The model was applied to South Africa. The results showed that the mining investment risk level in South Africa was IV (signifying a general investment risk). The model was based on a small number of typical samples, had strong generalization ability, and could quickly obtain the investment risk grade of large-scale undetermined assessment units.

(3)

To prevent the overseas mining investment risk for mining enterprises and protect the rights and interests of enterprise resources, before companies carry out such investment, they should consider due diligence and collect detailed data on the investment environment of the host country, including the mining investment environment indices, so as to undertake a risk assessment of the mining investment environment. Then, a decision can be made according to the result of the evaluation.
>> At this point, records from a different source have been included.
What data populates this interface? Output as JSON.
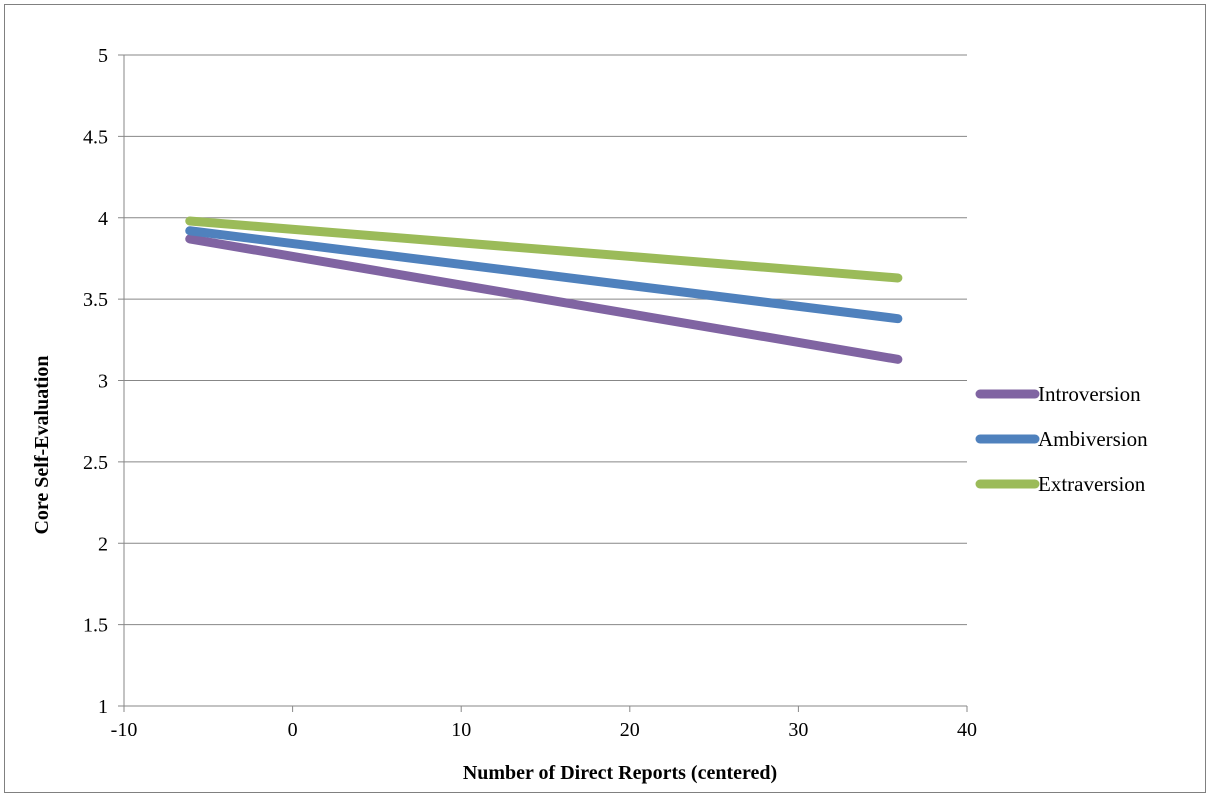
{
  "chart_data": {
    "type": "line",
    "title": "",
    "xlabel": "Number of Direct Reports (centered)",
    "ylabel": "Core Self-Evaluation",
    "xlim": [
      -10,
      40
    ],
    "ylim": [
      1,
      5
    ],
    "x_ticks": [
      -10,
      0,
      10,
      20,
      30,
      40
    ],
    "y_ticks": [
      1,
      1.5,
      2,
      2.5,
      3,
      3.5,
      4,
      4.5,
      5
    ],
    "x_tick_labels": [
      "-10",
      "0",
      "10",
      "20",
      "30",
      "40"
    ],
    "y_tick_labels": [
      "1",
      "1.5",
      "2",
      "2.5",
      "3",
      "3.5",
      "4",
      "4.5",
      "5"
    ],
    "grid": true,
    "legend_position": "right",
    "series": [
      {
        "name": "Introversion",
        "color": "#8064a2",
        "x": [
          -6.1,
          35.9
        ],
        "y": [
          3.87,
          3.13
        ]
      },
      {
        "name": "Ambiversion",
        "color": "#4f81bd",
        "x": [
          -6.1,
          35.9
        ],
        "y": [
          3.92,
          3.38
        ]
      },
      {
        "name": "Extraversion",
        "color": "#9bbb59",
        "x": [
          -6.1,
          35.9
        ],
        "y": [
          3.98,
          3.63
        ]
      }
    ]
  }
}
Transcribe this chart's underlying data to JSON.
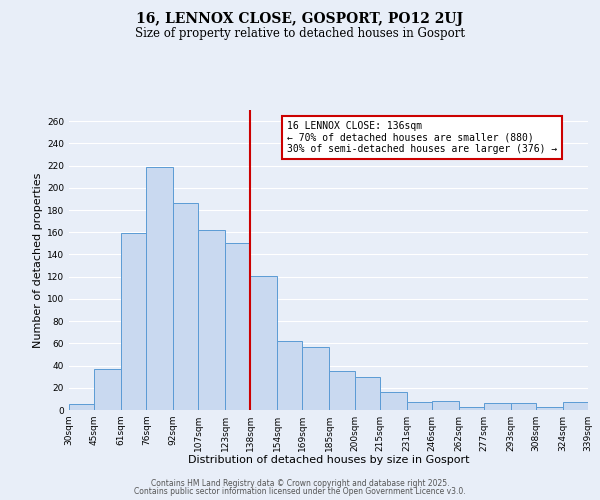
{
  "title": "16, LENNOX CLOSE, GOSPORT, PO12 2UJ",
  "subtitle": "Size of property relative to detached houses in Gosport",
  "xlabel": "Distribution of detached houses by size in Gosport",
  "ylabel": "Number of detached properties",
  "categories": [
    "30sqm",
    "45sqm",
    "61sqm",
    "76sqm",
    "92sqm",
    "107sqm",
    "123sqm",
    "138sqm",
    "154sqm",
    "169sqm",
    "185sqm",
    "200sqm",
    "215sqm",
    "231sqm",
    "246sqm",
    "262sqm",
    "277sqm",
    "293sqm",
    "308sqm",
    "324sqm",
    "339sqm"
  ],
  "bar_edges": [
    30,
    45,
    61,
    76,
    92,
    107,
    123,
    138,
    154,
    169,
    185,
    200,
    215,
    231,
    246,
    262,
    277,
    293,
    308,
    324,
    339
  ],
  "bar_heights": [
    5,
    37,
    159,
    219,
    186,
    162,
    150,
    121,
    62,
    57,
    35,
    30,
    16,
    7,
    8,
    3,
    6,
    6,
    3,
    7
  ],
  "bar_color": "#c9d9f0",
  "bar_edge_color": "#5b9bd5",
  "vline_x": 138,
  "vline_color": "#cc0000",
  "ylim": [
    0,
    270
  ],
  "yticks": [
    0,
    20,
    40,
    60,
    80,
    100,
    120,
    140,
    160,
    180,
    200,
    220,
    240,
    260
  ],
  "annotation_title": "16 LENNOX CLOSE: 136sqm",
  "annotation_line1": "← 70% of detached houses are smaller (880)",
  "annotation_line2": "30% of semi-detached houses are larger (376) →",
  "annotation_box_color": "#ffffff",
  "annotation_box_edge": "#cc0000",
  "footer1": "Contains HM Land Registry data © Crown copyright and database right 2025.",
  "footer2": "Contains public sector information licensed under the Open Government Licence v3.0.",
  "background_color": "#e8eef8",
  "grid_color": "#ffffff",
  "title_fontsize": 10,
  "subtitle_fontsize": 8.5,
  "axis_label_fontsize": 8,
  "tick_fontsize": 6.5,
  "annotation_fontsize": 7,
  "footer_fontsize": 5.5
}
After the investment, the investment environment risk should be carefully studied, and the corresponding risk prevention and control measures should be formulated according to the risk characteristics, so as to reduce the project operation risk and improve the success rate of the investment.

In this paper, a model of overseas mining investment risk assessment based on SVM was established for the first time and applied in an example. From the overall test results, the model has high accuracy and a good effect when used in the risk assessment of overseas mining investment, which proves the feasibility and scientific nature of this method for mining investment risk assessment; it provides a scientific evaluation of overseas mining investment to promote the sustainable and healthy development of overseas mining investment. However, in the course of the research, it was found that the establishment and selection of the kernel function for SVM and the optimal selection of related parameters in practical application need to be further studied. At the same time, considering that there are many factors affecting the risk of overseas mining investment, it is necessary to accumulate sample data on mining investment risk so as to exploit the application potential of SVM and establish an evaluation model with more comprehensive consideration factors and stronger generalization ability in the future.